Rather than paying in full at the end of March 2021, businesses will be able to choose to make 11 equal instalments over 2021-22. All businesses which took advantage of the VAT deferral can use the New Payment Scheme. Businesses will need to opt in, but all are eligible. HMRC will put in place an opt-in process in early 2021.
Extending the temporary VAT reduced rate for hospitality and tourism
The Government is extending the temporary reduced rate of VAT (5%) from 12 January to 31 March 2021. This will continue to apply to supplies of food and non-alcoholic drinks from restaurants, pubs, bars, cafés and similar premises, supplies of hotel and holiday accommodation and admission to attractions across the UK.
Extension of Access to Finance Schemes
The government is extending four temporary loan schemes, to 30 November 2020 for new applications:
Bounce Back Loan Scheme (BBLS)
Loans are between £2,000 and £50,000, capped at 25% of turnover, with a 100% government guarantee to the lender to provide them with the confidence they need to support the smallest businesses. The borrower does not have to make any repayments for the first twelve months, with the government covering the first twelve months’ interest payments. Under the new Pay as you Grow options (see below), Bounce Back Loan borrowers will all be offered the choice of more time and greater flexibility for their repayments.
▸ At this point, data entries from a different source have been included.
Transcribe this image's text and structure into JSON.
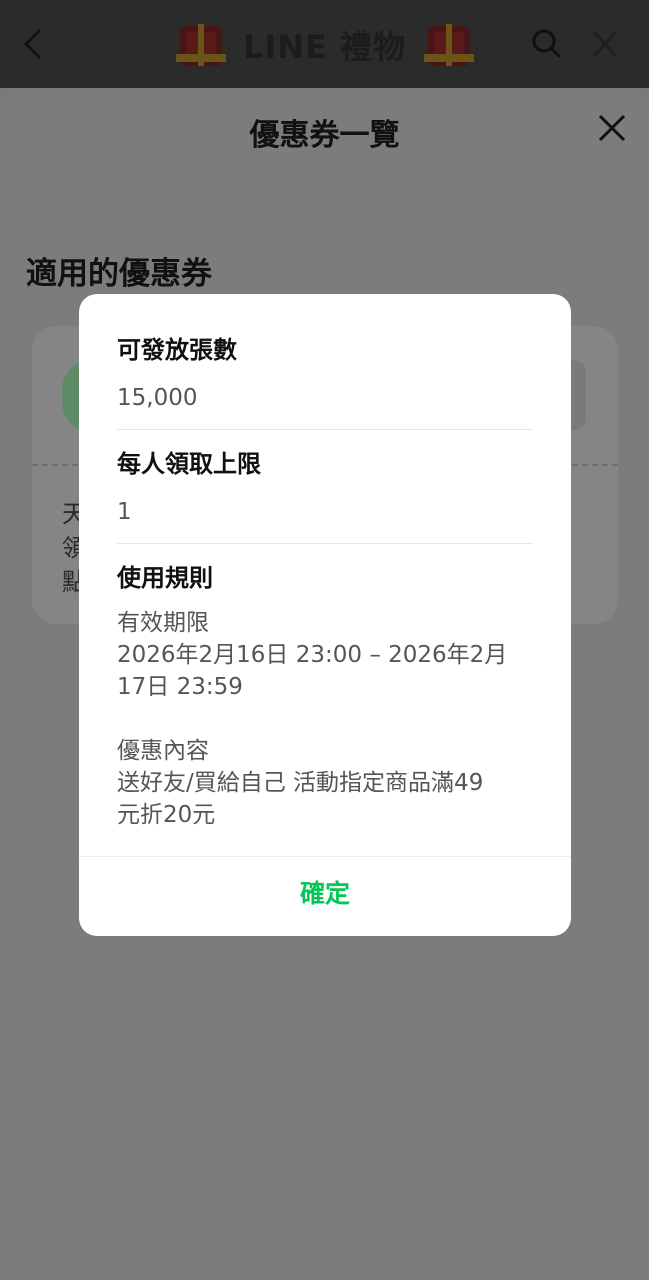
{
  "app_bar": {
    "title_brand": "LINE",
    "title_suffix": "禮物",
    "icons": [
      "back-icon",
      "search-icon",
      "close-icon",
      "gift-decoration-icon"
    ]
  },
  "sheet": {
    "title": "優惠券一覽",
    "section_title": "適用的優惠券",
    "peek_text": [
      "天",
      "領",
      "點"
    ]
  },
  "modal": {
    "issue_count_label": "可發放張數",
    "issue_count_value": "15,000",
    "per_person_label": "每人領取上限",
    "per_person_value": "1",
    "rules_label": "使用規則",
    "validity_heading": "有效期限",
    "validity_line1": "2026年2月16日 23:00 – 2026年2月",
    "validity_line2": "17日 23:59",
    "content_heading": "優惠內容",
    "content_line1": "送好友/買給自己 活動指定商品滿49",
    "content_line2": "元折20元",
    "confirm_label": "確定"
  },
  "colors": {
    "accent_green": "#06c755",
    "overlay_dim": "#7a7a7a",
    "modal_bg": "#ffffff"
  }
}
The government will give all businesses that borrowed under the BBLS the option to repay their loan over a period of up to ten years via the Pay As You Grow scheme. This will reduce their average monthly repayments on the loan by almost half. UK businesses will also have the option to move temporarily to interest-only payments for periods of up to six months (an option which they can use up to three times), or to pause their repayments entirely for up to six months (an option they can use once and only after having made six payments). These changes will provide greater flexibility to repay these loans over a longer period and in a way that better suits businesses’ individual circumstances.
Coronavirus Business Interruption Loan Scheme (CBILS)
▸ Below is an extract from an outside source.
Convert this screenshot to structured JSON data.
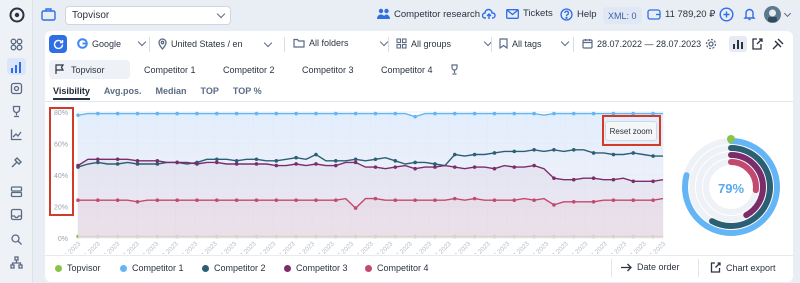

This is open to UK-based businesses with turnover under £45 million. The scheme provides loans of up to £5 million with an 80% government guarantee to the lender, giving lenders the confidence to provide finance to SMEs. The government does not charge businesses for this guarantee and also covers the first twelve months of interest payments and fees.
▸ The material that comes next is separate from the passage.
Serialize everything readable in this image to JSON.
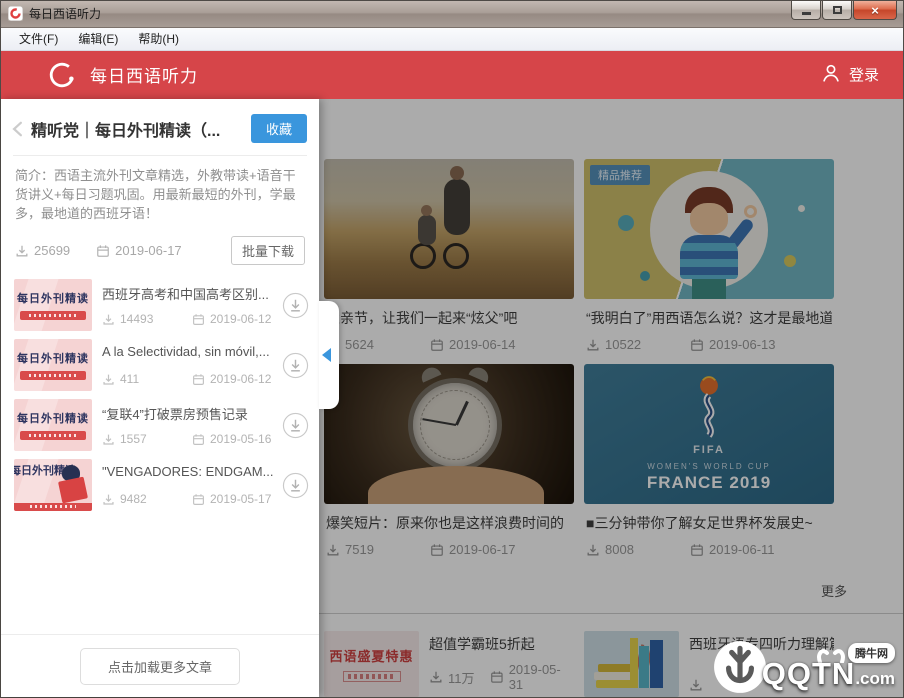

The government intends to allow CBILS lenders to extend the term of a loan up to ten years, providing additional flexibility for UK-based SMEs who may otherwise be unable to repay their loans.
Coronavirus Large Business Interruption Loan Scheme (CLBILS)
Open to UK-based businesses with turnover above £45 million. The scheme provides loans of up to £200 million (to a maximum of 25% of turnover), with an 80% government guarantee to the lender, which is more generous than equivalent schemes in many other countries.
For businesses that cannot apply for one of the other loans.
Personal Tax Liabilities
Enhanced Time to Pay for Self-Assessment taxpayers
The government will give the self-employed and other taxpayers more time to pay taxes due in January 2021, building on the Self-Assessment deferral provided in July 2020. Taxpayers with up to £30,000 of Self-Assessment liabilities due will be able to use HMRC’s self-service Time to Pay facility to secure a plan to pay over an additional 12 months. This means that Self-Assessment liabilities due in July 2020 will not need to be paid in full until January 2022. Any Self-Assessment taxpayer not able to pay their tax bill on time, including those who cannot use the online service, can continue to use HMRC’s Time to Pay Self-Assessment helpline to agree a payment plan.